One thing developers need is the flexibility to set up and maintain their workstation, but even ‘small changes’ can unexpectedly poison one’s dev environments, interrupting workflow and costing hours to undo.
Today, at Microsoft Build Conference 2022, Microsoft Dev Box, a new cloud service that provides developers with secure, ready-to-code developer workstations for hybrid teams of any size, was announced.
Microsoft Dev Box empowers developers to focus on the code only they can write, making it easy for them to access the tools and resources they need without worrying about workstation configuration and maintenance.
“Dev teams preconfigure Dev Boxes for specific projects and tasks, enabling devs to get started quickly with an environment that’s ready to build and run their app in minutes. At the same time, Microsoft Dev Box ensures unified management, security, and compliance stay in the hands of IT by leveraging Windows 365 to integrate Dev Boxes with Intune and Microsoft Endpoint Manager”, says Anthony Cangialosi of Microsoft Developer Division.
Transforming the developer workstation
Contemporary dev workstations come with a plethora of challenges. New developers can spend days setting up a working environment and weeks before they make their first commit.
Senior developers often work across multiple projects that can bring conflicting dependencies and bog down their dev workstation.

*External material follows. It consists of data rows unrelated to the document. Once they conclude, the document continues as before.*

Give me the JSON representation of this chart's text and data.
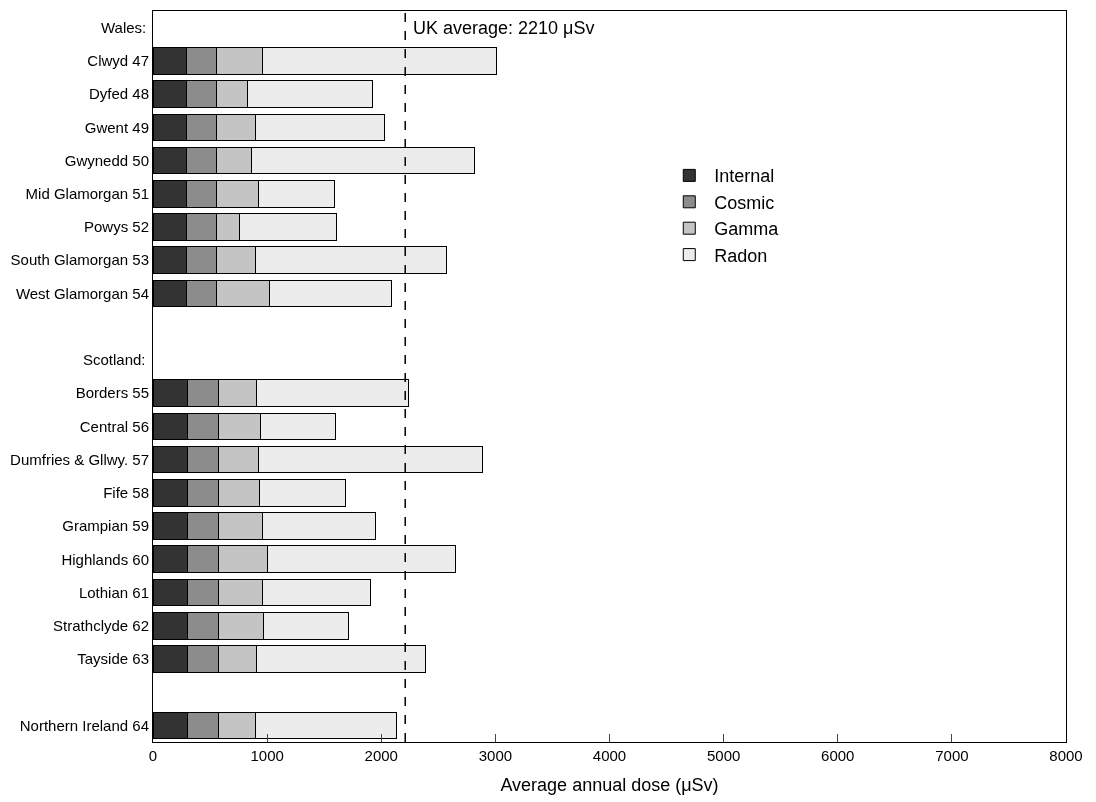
{
  "chart_data": {
    "type": "bar",
    "orientation": "horizontal",
    "stacked": true,
    "annotations": [
      "Wales:",
      "Scotland:"
    ],
    "categories": [
      null,
      "Clwyd 47",
      "Dyfed 48",
      "Gwent 49",
      "Gwynedd 50",
      "Mid Glamorgan 51",
      "Powys 52",
      "South Glamorgan 53",
      "West Glamorgan 54",
      null,
      null,
      "Borders 55",
      "Central 56",
      "Dumfries & Gllwy. 57",
      "Fife 58",
      "Grampian 59",
      "Highlands 60",
      "Lothian 61",
      "Strathclyde 62",
      "Tayside 63",
      null,
      "Northern Ireland 64"
    ],
    "series": [
      {
        "name": "Internal",
        "color": "#333333",
        "values": [
          null,
          290,
          290,
          290,
          290,
          290,
          290,
          290,
          290,
          null,
          null,
          300,
          300,
          300,
          300,
          300,
          300,
          300,
          300,
          300,
          null,
          300
        ]
      },
      {
        "name": "Cosmic",
        "color": "#8c8c8c",
        "values": [
          null,
          270,
          270,
          270,
          270,
          270,
          270,
          270,
          270,
          null,
          null,
          270,
          270,
          270,
          270,
          270,
          270,
          270,
          270,
          270,
          null,
          270
        ]
      },
      {
        "name": "Gamma",
        "color": "#c4c4c4",
        "values": [
          null,
          400,
          270,
          340,
          300,
          360,
          200,
          340,
          460,
          null,
          null,
          340,
          370,
          350,
          360,
          390,
          430,
          390,
          400,
          340,
          null,
          330
        ]
      },
      {
        "name": "Radon",
        "color": "#ececec",
        "values": [
          null,
          2050,
          1090,
          1130,
          1960,
          670,
          850,
          1670,
          1070,
          null,
          null,
          1330,
          660,
          1970,
          760,
          990,
          1650,
          950,
          740,
          1480,
          null,
          1230
        ]
      }
    ],
    "ref_lines": [
      {
        "axis": "x",
        "value": 2210,
        "label": "UK average: 2210 μSv",
        "line_style": "dashed",
        "color": "#000000"
      }
    ],
    "xlabel": "Average annual dose (μSv)",
    "xlim": [
      0,
      8000
    ],
    "xticks": [
      0,
      1000,
      2000,
      3000,
      4000,
      5000,
      6000,
      7000,
      8000
    ],
    "legend": "right"
  }
}
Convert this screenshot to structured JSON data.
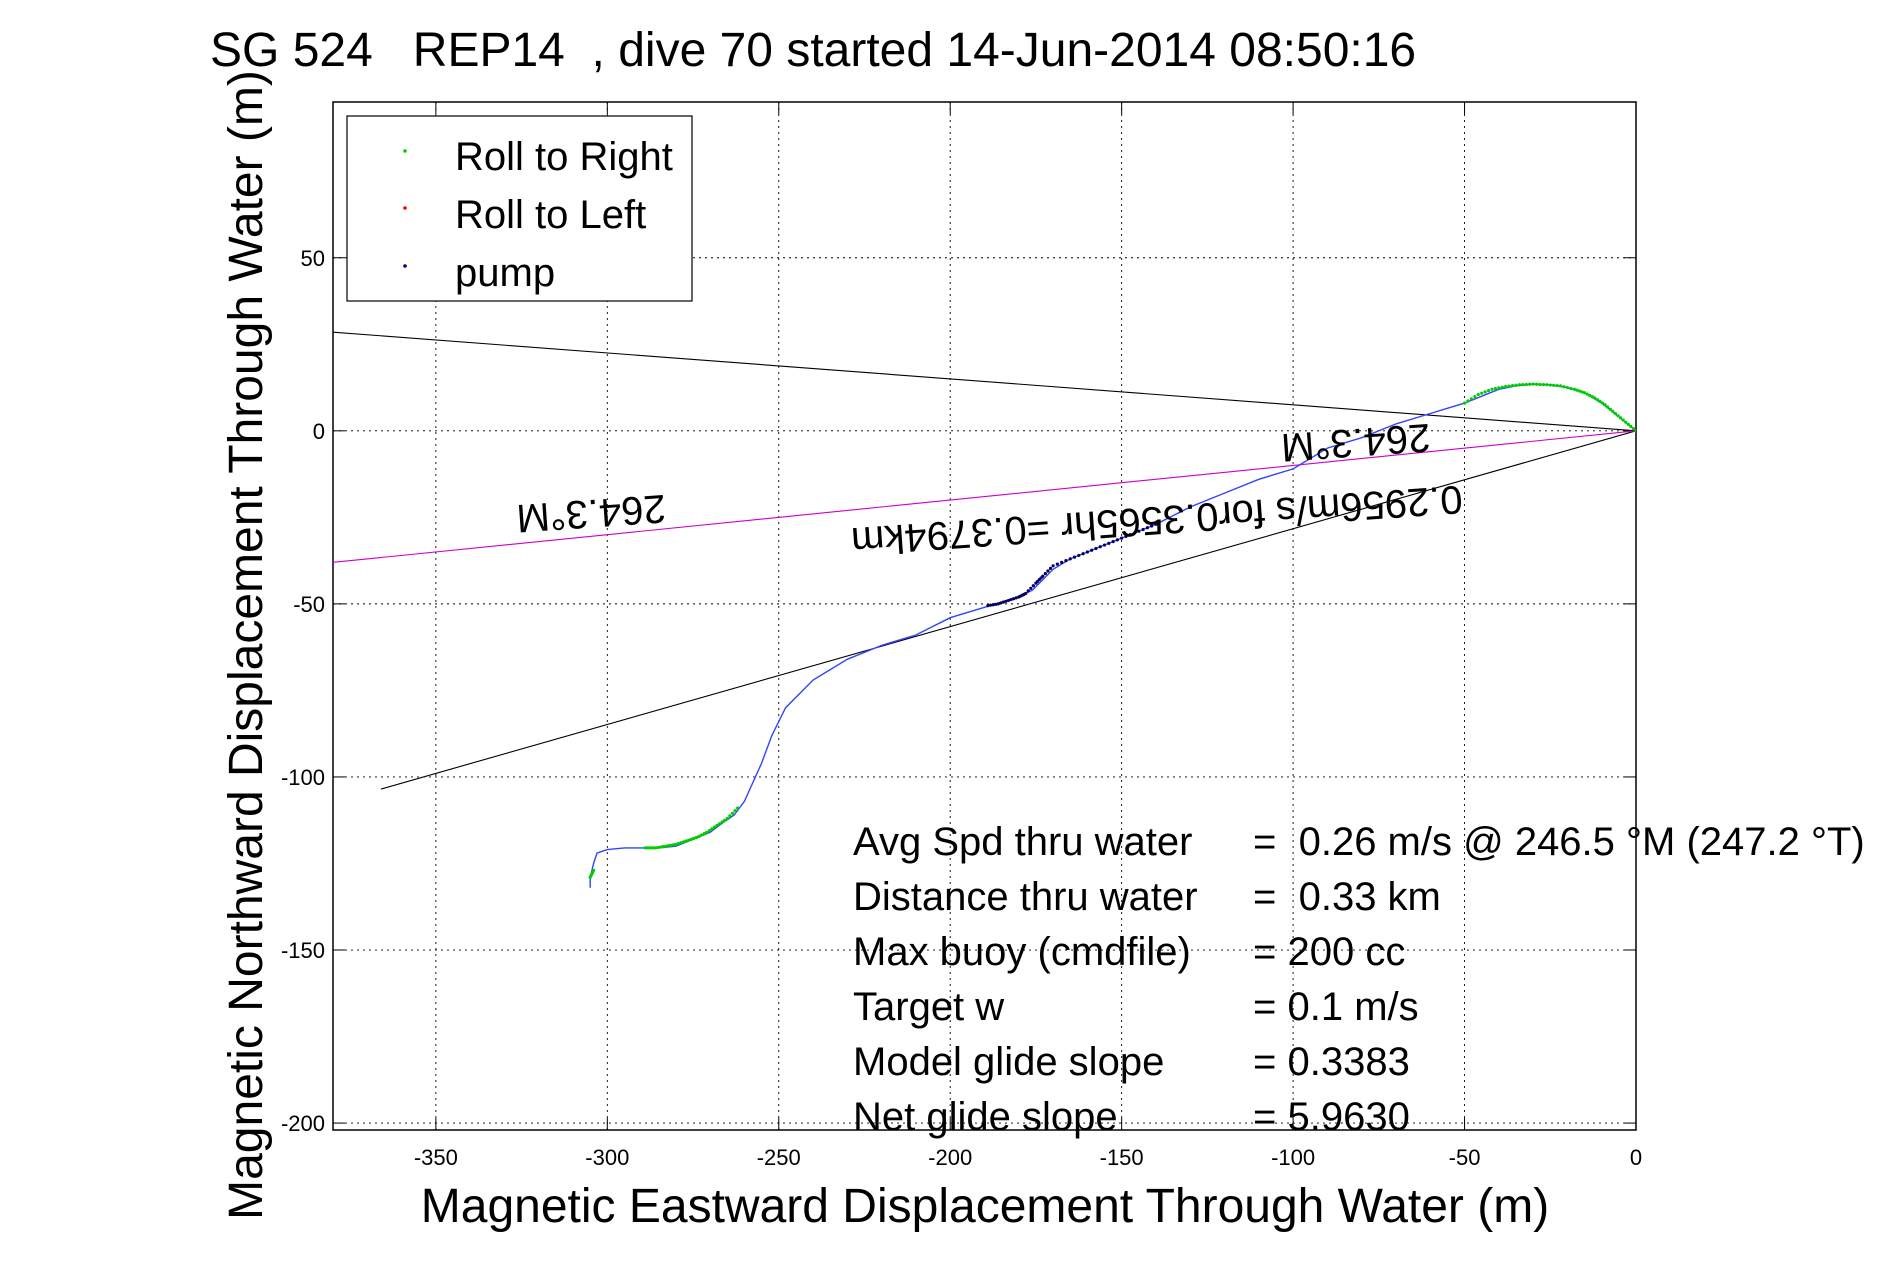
{
  "chart_data": {
    "type": "scatter",
    "title": "SG 524   REP14  , dive 70 started 14-Jun-2014 08:50:16",
    "xlabel": "Magnetic Eastward Displacement Through Water (m)",
    "ylabel": "Magnetic Northward Displacement Through Water (m)",
    "xlim": [
      -380,
      0
    ],
    "ylim": [
      -202,
      95
    ],
    "xticks": [
      -350,
      -300,
      -250,
      -200,
      -150,
      -100,
      -50,
      0
    ],
    "yticks": [
      50,
      0,
      -50,
      -100,
      -150,
      -200
    ],
    "grid": true,
    "legend_position": "top-left",
    "legend": [
      {
        "label": "Roll to Right",
        "color": "#00cc00"
      },
      {
        "label": "Roll to Left",
        "color": "#ff0000"
      },
      {
        "label": "pump",
        "color": "#000066"
      }
    ],
    "track": {
      "color": "#3344ff",
      "x": [
        0,
        -5,
        -10,
        -15,
        -20,
        -25,
        -30,
        -35,
        -40,
        -45,
        -50,
        -55,
        -60,
        -70,
        -80,
        -90,
        -100,
        -110,
        -120,
        -130,
        -140,
        -150,
        -155,
        -160,
        -165,
        -170,
        -173,
        -176,
        -180,
        -185,
        -190,
        -200,
        -210,
        -220,
        -230,
        -240,
        -248,
        -252,
        -255,
        -260,
        -263,
        -266,
        -270,
        -275,
        -280,
        -285,
        -290,
        -295,
        -300,
        -303,
        -304,
        -305,
        -305
      ],
      "y": [
        0,
        4,
        8,
        11,
        12.5,
        13.3,
        13.5,
        13,
        12,
        10,
        8,
        6.5,
        5,
        2,
        -2,
        -5,
        -11,
        -14,
        -18,
        -22,
        -27,
        -31,
        -33,
        -35,
        -37,
        -40,
        -43,
        -46,
        -48,
        -49.5,
        -51,
        -54,
        -59,
        -62,
        -66,
        -72,
        -80,
        -88,
        -96,
        -107,
        -111,
        -113,
        -116,
        -118,
        -120,
        -120.5,
        -120.5,
        -120.5,
        -121,
        -122,
        -125,
        -129,
        -132
      ]
    },
    "roll_right": [
      {
        "x": [
          0,
          -3,
          -6,
          -9,
          -12,
          -15,
          -18,
          -22,
          -26,
          -30,
          -34,
          -38,
          -42,
          -46,
          -50
        ],
        "y": [
          0,
          2.5,
          5,
          7.5,
          9.5,
          11,
          12,
          13,
          13.3,
          13.5,
          13.3,
          12.8,
          12,
          10.5,
          8
        ]
      },
      {
        "x": [
          -262,
          -265,
          -268,
          -271,
          -274,
          -277,
          -280,
          -283,
          -286,
          -289
        ],
        "y": [
          -109,
          -112,
          -114,
          -116,
          -117.5,
          -118.5,
          -119.5,
          -120,
          -120.5,
          -120.5
        ]
      },
      {
        "x": [
          -304,
          -305
        ],
        "y": [
          -127,
          -129
        ]
      }
    ],
    "pump": [
      {
        "x": [
          -140,
          -145,
          -150,
          -155,
          -160,
          -165,
          -170,
          -173,
          -175,
          -178,
          -180,
          -183,
          -186,
          -189
        ],
        "y": [
          -27,
          -29,
          -31,
          -33,
          -35,
          -37,
          -39,
          -42,
          -44,
          -47,
          -48,
          -49,
          -50,
          -50.5
        ]
      }
    ],
    "lines": [
      {
        "color": "#000000",
        "x": [
          0,
          -380
        ],
        "y": [
          0,
          28.5
        ]
      },
      {
        "color": "#000000",
        "x": [
          0,
          -366
        ],
        "y": [
          0,
          -103.5
        ]
      },
      {
        "color": "#cc00cc",
        "x": [
          0,
          -380
        ],
        "y": [
          0,
          -38
        ]
      }
    ],
    "annotations": [
      {
        "text": "264.3°M",
        "x": -82,
        "y": 0.5,
        "upside_down": true
      },
      {
        "text": "264.3°M",
        "x": -305,
        "y": -20,
        "upside_down": true
      },
      {
        "text": "0.2956m/s for0.3565hr =0.3794km",
        "x": -140,
        "y": -22,
        "upside_down": true
      }
    ],
    "stats": [
      {
        "label": "Avg Spd thru water",
        "value": "=  0.26 m/s @ 246.5 °M (247.2 °T)"
      },
      {
        "label": "Distance thru water",
        "value": "=  0.33 km"
      },
      {
        "label": "Max buoy (cmdfile)",
        "value": "= 200 cc"
      },
      {
        "label": "Target w",
        "value": "= 0.1 m/s"
      },
      {
        "label": "Model glide slope",
        "value": "= 0.3383"
      },
      {
        "label": "Net glide slope",
        "value": "= 5.9630"
      }
    ]
  }
}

And we’ve all made a change that unexpectedly left us with a broken environment.
With Microsoft Dev Box, dev teams create and maintain Dev Box images with all the tools and dependencies their devs need to build and run their applications. Teams can include their application source code and nightly built binaries, enabling devs to immediately start running and understanding the code without having to wait for long re-builds.
Developers stay in control of their Dev Boxes with a developer portal that enables them to create and delete their Dev Boxes for any of their projects.
Developers can create Dev Boxes to experiment on a proof-of-concept, keep their projects separate, or even parallelize tasks across multiple Dev Boxes to avoid bogging down their primary environment.
For devs working on legacy apps, they can maintain Dev Boxes for older versions of an application to quickly create an environment that can reproduce and diagnose critical customer issues as they emerge.
Microsoft Dev Box supports any developer IDE, SDK, or internal tool that runs on Windows. Dev Boxes can target any development workload you can build from a Windows desktop and are particularly well-suited for desktop, mobile, IoT, and gaming. You can even build cross-platform apps using Windows Subsystem for Linux.
And because Microsoft Dev Boxes are hosted in the Microsoft cloud, you can access them from anywhere: Windows, MacOS, Android, iOS, or your web browser.
Microsoft Dev Box ensures developers always have the right tools and resources based on project, task, and even role. When building Dev Boxes, dev teams select from a range of SKUs to define the right level of compute for each project and instantly scale up aging physical hardware.
Thanks to Azure Active Directory integration, teams can rapidly onboard new team members by assigning them to Azure Active Directory groups that grant access to the Dev Boxes they need for their projects.